Another neat feature of dogs is that they have no fear of their emotions. People with cPTSD, on the other hand, all have one thing in common. At some point along the way, either because of an abusive or neglectful primary caregiver we had to learn to suppress and subsequently fear our emotions as a matter of survival. The only problem is that emotional expression is the ONLY way humans are able to release or discharge trauma- something to learn from man's best friend.
#28
I'd like to post a shill for an organization raising money to conduct scientific research studying the efficacy of psychedelics in treating PTSD. As a neuroscience junky, I'm greatly intrigued by reports that this class of chemicals used in a therapeutic setting can potentially condense not just years but decades of therapy into weeks and months. It's hypothesized that they can rewire the brain in a way that causes a "reset" back to full integration of hemispheres and structures that become fragmented through traumatic events. Even therapeutic (not recreational) use of cannabis can help us smash through our "inner-critic" which is the primary blocker of good psychotherapy work and help us live in the "here and now".

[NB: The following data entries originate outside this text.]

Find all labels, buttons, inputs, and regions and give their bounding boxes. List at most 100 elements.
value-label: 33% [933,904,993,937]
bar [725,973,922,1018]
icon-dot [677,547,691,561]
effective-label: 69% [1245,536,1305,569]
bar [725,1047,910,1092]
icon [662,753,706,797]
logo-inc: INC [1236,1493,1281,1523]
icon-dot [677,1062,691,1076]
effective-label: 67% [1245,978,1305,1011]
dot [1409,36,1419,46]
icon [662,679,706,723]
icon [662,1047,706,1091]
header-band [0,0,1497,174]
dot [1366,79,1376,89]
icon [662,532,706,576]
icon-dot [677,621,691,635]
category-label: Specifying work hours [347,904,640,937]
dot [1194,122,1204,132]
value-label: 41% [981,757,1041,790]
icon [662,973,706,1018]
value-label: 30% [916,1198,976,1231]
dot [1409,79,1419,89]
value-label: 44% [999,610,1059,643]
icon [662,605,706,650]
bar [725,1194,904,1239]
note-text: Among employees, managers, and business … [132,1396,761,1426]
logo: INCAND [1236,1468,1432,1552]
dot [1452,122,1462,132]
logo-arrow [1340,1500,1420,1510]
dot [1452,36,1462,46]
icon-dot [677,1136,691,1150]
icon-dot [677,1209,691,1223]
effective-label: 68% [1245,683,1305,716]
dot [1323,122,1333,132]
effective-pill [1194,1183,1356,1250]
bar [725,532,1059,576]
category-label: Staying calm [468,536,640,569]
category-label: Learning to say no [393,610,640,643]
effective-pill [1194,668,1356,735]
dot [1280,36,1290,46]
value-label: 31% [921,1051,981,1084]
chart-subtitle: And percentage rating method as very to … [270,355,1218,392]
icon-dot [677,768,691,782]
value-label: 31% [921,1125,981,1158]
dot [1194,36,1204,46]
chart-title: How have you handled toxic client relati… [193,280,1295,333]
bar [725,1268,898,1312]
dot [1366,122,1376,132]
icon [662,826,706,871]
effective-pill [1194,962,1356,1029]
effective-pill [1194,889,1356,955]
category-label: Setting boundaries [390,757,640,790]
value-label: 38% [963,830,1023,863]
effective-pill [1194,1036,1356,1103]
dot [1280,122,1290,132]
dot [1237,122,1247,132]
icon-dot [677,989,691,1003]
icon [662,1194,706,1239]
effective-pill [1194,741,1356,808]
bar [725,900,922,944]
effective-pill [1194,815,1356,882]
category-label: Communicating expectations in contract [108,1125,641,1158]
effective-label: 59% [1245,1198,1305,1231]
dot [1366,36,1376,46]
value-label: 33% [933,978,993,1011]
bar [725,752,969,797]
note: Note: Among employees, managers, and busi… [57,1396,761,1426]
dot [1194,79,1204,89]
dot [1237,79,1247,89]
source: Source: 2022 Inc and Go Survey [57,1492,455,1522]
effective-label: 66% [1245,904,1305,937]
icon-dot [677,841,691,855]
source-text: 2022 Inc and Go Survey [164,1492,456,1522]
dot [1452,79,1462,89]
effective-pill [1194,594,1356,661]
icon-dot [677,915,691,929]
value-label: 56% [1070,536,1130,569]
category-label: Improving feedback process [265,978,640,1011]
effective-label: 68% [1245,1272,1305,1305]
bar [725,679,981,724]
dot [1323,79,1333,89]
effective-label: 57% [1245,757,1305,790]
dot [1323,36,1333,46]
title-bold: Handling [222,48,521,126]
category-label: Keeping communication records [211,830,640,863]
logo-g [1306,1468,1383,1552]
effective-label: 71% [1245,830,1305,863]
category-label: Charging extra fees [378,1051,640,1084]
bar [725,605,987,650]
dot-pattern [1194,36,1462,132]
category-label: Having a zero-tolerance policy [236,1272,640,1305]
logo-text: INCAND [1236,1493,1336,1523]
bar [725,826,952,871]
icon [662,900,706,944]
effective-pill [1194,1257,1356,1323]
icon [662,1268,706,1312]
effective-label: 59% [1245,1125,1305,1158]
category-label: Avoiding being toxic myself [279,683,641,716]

The Multidisciplinary Association for Psychedelic Studies (MAPS) is a US based non-profit that conducts this research, but relies entirely on private donations given that our draconian federal government sees "no medical value" in this class of chemicals. If you want to support the search for and effective "cure" for cPTSD check out www.MAPS.org.
#29
Medication / Albuterol - nice discovery
January 13, 2018, 01:50:13 AM
As a life long cPTSD sufferer my sympathetic nervous system operates at about a 10, whereas my parasympathetic nervous system operates at about a 3. Because of this I have all sorts of physical problems like hyperhydrosis, tremor, high BP, IBS, muscle tension, cramps, etc. Turns out that albuterol (oral, not inhaled), an old and generally safe asthma medication which I started taking to help burn fat during cardio sessions, increases the action of the sympathetic nervous system until tolerance develops (rather quickly). As my tolerance developed, I noticed I was having less issues with all the symptoms listed above.  I believe off-label use of this med could have great value to cPTSD sufferers who currently take BP meds off label (propranolol, clonidine, minipress, etc) to control physical symptoms given those meds also lead to tolerance and blood pressure issues. So I thought I'd share this.
#30
Medication / Re: Anyone take this?
January 13, 2018, 01:24:05 AM
I use it as needed. It blocks adrenalin at post synaptic sites in the peripheral nervous system thus helping to tone down the sympathetic nervous system.  It stacks great with clonidine which blocks adrenalin at pre synaptic sites in the central nervous system.  Ideal for those of us plagued by tremors, shaky voice, etc caused by the typical imbalance between sympathetic / parasympathetic NSs. Another med, minipress (Prazosin) taken together might also greatly boost the effectiveness of propranolol given the two block adrenalin at complementary post-synaptic sites.

There is some research that suggest that taking propranolol immediately after a traumatic event can lessen the impact.